What are you trying to accomplish?


----------



## oyster dog (Jul 2, 2013)

Marine algae and mangroves would die in a freshwater cichlid tank.


----------



## hawk1 (Oct 8, 2011)

Oh ok, I was just wondering if there would be any benefit to it. And I had seen a video on youtube a guy with a cichlid tank had some mangroves stuck in the back of his emperor 400.


----------



## yamadog (Oct 7, 2012)

I looked at that a while ago. Some sellers on flebay say their mangroves are freshwater acclimated. I don't know, if you had an open top tank, I think it would look pretty cool.


----------



## fmueller (Jan 11, 2004)

Not many people have open-top tanks, because if you do, you will also have jumpers. Whether plants growing out of an abandoned filter is a esthetic improvement for a tank is up to the beholder. That said, I guess mangroves are mostly in brackish water, and while no cichlid will survive in brackish conditions, the plants might do ok in fresh water. I have taken Valisneria from brackish water in North Carolina, and they do great in my freshwater tanks!

If chaeto can survive in freshwater I do not know. If you have access to some free or for cheap, why not try it and report back. I think if it worked I might get some myself


----------



## notchback65 (Apr 3, 2013)

If you do try it,make sure it is free of hitch hikers!
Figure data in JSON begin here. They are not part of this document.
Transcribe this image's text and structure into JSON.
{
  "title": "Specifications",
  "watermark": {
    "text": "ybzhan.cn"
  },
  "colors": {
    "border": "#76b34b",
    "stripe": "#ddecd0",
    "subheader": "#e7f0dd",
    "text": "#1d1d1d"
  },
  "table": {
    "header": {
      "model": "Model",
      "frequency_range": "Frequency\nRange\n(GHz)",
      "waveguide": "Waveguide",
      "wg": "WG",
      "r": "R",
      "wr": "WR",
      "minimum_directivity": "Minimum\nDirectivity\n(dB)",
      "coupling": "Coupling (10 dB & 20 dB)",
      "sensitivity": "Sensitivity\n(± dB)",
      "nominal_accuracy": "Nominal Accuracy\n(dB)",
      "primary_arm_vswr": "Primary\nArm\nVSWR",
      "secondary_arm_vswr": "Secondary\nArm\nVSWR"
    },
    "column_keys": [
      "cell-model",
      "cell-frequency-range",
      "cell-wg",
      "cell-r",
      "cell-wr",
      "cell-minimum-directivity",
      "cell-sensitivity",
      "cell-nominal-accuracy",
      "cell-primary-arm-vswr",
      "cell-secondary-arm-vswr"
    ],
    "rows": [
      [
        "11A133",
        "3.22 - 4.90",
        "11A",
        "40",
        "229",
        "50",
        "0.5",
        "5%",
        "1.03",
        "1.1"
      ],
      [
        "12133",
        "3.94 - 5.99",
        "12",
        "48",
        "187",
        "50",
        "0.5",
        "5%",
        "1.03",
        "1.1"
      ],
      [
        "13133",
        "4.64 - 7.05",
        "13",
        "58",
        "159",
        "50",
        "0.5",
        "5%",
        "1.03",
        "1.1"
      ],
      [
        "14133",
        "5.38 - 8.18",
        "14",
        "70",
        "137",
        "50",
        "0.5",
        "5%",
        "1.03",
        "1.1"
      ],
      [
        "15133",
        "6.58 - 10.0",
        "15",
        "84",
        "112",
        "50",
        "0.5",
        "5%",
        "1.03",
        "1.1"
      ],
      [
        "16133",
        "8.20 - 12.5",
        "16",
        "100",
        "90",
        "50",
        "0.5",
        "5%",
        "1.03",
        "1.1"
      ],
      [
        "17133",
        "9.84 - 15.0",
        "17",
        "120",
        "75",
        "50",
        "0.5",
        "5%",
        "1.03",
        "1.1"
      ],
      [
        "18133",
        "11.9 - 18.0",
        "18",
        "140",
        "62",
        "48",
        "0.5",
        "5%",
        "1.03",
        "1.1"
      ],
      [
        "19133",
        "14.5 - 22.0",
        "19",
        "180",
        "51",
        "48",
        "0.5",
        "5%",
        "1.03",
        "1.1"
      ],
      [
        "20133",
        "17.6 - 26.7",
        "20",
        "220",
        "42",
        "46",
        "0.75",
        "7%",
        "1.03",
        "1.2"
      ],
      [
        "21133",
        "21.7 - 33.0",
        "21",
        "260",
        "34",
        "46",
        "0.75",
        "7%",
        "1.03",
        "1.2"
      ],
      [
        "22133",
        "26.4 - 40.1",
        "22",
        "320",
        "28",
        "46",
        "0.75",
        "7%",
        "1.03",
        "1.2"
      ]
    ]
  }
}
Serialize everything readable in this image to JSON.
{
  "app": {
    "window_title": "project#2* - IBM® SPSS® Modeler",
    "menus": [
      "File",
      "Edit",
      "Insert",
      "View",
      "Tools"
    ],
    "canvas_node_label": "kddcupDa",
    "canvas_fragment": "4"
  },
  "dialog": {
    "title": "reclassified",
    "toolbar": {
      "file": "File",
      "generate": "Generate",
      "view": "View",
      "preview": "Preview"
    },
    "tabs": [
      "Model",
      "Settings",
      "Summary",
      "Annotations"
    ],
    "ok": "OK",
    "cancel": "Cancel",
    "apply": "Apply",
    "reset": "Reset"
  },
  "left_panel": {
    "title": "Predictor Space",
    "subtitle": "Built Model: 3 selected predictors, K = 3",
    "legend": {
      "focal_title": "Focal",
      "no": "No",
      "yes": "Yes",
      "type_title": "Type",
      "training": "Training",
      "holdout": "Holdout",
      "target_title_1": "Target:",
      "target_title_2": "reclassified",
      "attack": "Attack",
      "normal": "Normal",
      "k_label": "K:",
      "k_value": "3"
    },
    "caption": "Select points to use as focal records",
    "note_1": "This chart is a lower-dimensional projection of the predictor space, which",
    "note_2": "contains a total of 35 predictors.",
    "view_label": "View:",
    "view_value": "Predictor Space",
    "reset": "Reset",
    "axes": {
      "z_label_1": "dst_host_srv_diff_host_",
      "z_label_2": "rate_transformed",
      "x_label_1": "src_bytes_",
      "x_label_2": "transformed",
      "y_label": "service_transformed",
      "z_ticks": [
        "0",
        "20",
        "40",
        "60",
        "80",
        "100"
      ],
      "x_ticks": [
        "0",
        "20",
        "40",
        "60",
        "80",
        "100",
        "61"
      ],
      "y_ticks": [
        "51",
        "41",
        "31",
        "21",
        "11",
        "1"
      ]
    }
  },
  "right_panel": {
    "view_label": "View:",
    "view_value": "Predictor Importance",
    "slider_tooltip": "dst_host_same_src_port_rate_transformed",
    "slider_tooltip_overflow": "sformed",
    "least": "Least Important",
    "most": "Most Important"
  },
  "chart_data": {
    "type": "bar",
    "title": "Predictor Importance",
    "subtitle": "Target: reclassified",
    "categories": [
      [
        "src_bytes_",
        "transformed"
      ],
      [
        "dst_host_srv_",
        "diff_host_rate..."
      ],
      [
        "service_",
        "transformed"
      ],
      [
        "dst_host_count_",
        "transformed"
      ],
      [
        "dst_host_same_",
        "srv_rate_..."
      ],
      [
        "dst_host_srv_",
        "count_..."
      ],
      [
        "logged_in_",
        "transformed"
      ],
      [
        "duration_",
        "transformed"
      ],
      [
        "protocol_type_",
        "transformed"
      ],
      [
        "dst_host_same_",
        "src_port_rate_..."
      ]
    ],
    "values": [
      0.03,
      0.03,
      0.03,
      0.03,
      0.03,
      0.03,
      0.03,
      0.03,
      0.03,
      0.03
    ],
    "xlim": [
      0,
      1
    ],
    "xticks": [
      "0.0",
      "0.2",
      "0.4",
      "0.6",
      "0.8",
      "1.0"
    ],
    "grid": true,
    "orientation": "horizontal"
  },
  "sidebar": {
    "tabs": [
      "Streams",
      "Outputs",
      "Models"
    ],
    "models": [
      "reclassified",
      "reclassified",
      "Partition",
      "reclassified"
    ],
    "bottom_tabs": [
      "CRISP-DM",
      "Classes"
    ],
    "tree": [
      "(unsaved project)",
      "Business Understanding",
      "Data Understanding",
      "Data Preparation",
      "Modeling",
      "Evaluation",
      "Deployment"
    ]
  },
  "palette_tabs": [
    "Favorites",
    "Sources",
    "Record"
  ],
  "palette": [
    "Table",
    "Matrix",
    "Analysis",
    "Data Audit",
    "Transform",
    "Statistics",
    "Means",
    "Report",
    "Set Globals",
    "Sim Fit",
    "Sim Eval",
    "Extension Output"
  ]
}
When I had my saltwater tank,my chaeto I got had tiny starfish,bristle worms ..etc.


----------



## fmueller (Jan 11, 2004)

notchback65 said:


> my chaeto I got had tiny starfish,bristle worms ..etc.


It would be interesting to see if they'd die in freshwater, or if the cichlids would eat them before it came to that :wink:

BTW - after some google research, it seems chaeto will die in freshwater too. Too bad!


----------